The petitions to the Federal Reserve, the Federal Deposit Insurance Corp., the Puerto Rico Office of the Commissioner of Financial Institutions and the U.S. Virgin Islands Banking Board seek approval of the transaction announced June 26, 2019.
As this media outlet reported, OFG Bancorp’s subsidiary Oriental Bank will acquire Scotiabank’s Puerto Rico operation for $550 million and its U.S. Virgin Island branch operation for $10 million.
Scotiabank’s Puerto Rico and USVI operations will be merged into Oriental Bank and its related businesses. As part of the process, Oriental must lay out its transaction to the regulatory agencies mentioned.
“The Federal Reserve considers a number of factors in deciding whether to approve the application, including the record of performance of the banks we own in helping to meet local credit needs,” Oriental said in the public notice. The public is encouraged to file comments in writing.
If the merger is completed, Oriental will keep its main office in San Juan, and “it is contemplated that the branches of Oriental Bank and Scotiabank de Puerto Rico will continue to operate as branches of Oriental Bank,” it said.

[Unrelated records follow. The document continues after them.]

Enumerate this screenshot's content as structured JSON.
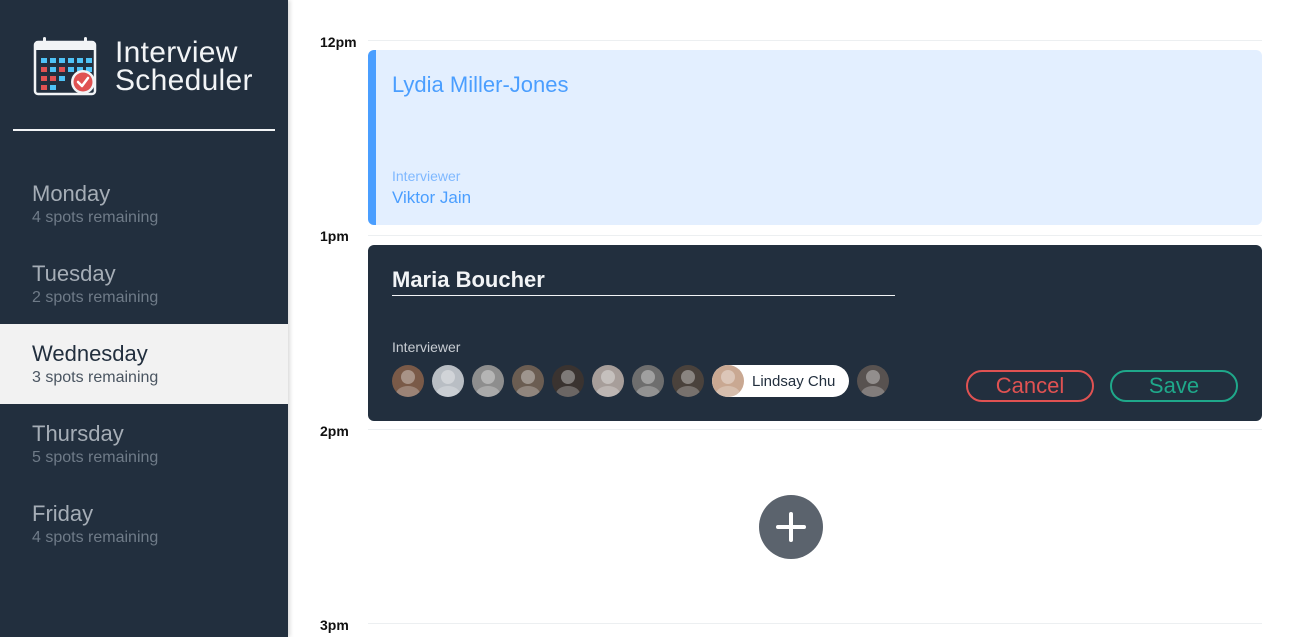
{
  "brand": {
    "title_line1": "Interview",
    "title_line2": "Scheduler",
    "icon": "calendar-check-icon"
  },
  "days": [
    {
      "name": "Monday",
      "spots": "4 spots remaining",
      "selected": false
    },
    {
      "name": "Tuesday",
      "spots": "2 spots remaining",
      "selected": false
    },
    {
      "name": "Wednesday",
      "spots": "3 spots remaining",
      "selected": true
    },
    {
      "name": "Thursday",
      "spots": "5 spots remaining",
      "selected": false
    },
    {
      "name": "Friday",
      "spots": "4 spots remaining",
      "selected": false
    }
  ],
  "times": [
    "12pm",
    "1pm",
    "2pm",
    "3pm"
  ],
  "appointment_show": {
    "student": "Lydia Miller-Jones",
    "interviewer_label": "Interviewer",
    "interviewer_name": "Viktor Jain"
  },
  "appointment_form": {
    "student_value": "Maria Boucher",
    "interviewer_label": "Interviewer",
    "selected_interviewer": "Lindsay Chu",
    "cancel_label": "Cancel",
    "save_label": "Save"
  },
  "add_button_icon": "plus-icon",
  "colors": {
    "sidebar_bg": "#222f3e",
    "accent_blue": "#4a9eff",
    "show_bg": "#e3efff",
    "danger": "#e05252",
    "success": "#1fa88a"
  }
}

The transaction also calls for keeping the Scotiabank located in that bank’s Scotia Tower on Jesús T. Piñero Ave. as a branch of The Bank of Nova Scotia.

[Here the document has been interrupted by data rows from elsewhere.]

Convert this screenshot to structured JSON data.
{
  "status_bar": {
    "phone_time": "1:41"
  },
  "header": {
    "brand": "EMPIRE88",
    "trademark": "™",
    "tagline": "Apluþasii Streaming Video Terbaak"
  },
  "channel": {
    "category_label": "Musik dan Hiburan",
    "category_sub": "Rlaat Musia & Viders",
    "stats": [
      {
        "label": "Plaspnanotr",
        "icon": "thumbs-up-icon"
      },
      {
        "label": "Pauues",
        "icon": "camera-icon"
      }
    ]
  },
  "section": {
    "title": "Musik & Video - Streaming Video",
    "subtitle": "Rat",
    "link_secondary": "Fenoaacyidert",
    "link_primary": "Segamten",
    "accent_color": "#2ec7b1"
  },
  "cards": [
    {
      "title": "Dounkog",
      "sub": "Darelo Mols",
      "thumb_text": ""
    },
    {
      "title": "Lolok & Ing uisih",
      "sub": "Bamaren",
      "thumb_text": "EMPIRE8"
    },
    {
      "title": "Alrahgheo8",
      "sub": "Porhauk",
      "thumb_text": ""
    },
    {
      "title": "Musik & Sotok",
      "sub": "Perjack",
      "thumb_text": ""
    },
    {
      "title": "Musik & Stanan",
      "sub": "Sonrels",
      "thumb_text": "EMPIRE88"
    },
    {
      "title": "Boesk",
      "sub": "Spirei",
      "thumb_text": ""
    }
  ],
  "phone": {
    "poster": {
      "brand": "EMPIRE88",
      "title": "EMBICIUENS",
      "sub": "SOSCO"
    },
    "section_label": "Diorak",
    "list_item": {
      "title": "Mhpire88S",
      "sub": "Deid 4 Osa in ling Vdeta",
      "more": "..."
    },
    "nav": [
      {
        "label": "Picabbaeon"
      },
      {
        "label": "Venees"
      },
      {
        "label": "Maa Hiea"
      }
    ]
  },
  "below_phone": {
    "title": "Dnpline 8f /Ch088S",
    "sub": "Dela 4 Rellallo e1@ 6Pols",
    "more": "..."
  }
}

Meanwhile, the Scotiabank locations in the U.S. Virgin Islands — in Charlotte Amalie and St. Croix — will be converted into Oriental Bank branches, marking this financial institution’s debut in the neighboring islands.
In July, OFG Bancorp announced the Virgin Islands Banking Board approved the first regulatory step related to the acquisition of Scotiabank’s U.S. Virgin Island operations.
The permit authorized Oriental to organize a bank in the territory. But the deal must still receive a banking license from the same regulatory body to seal the deal.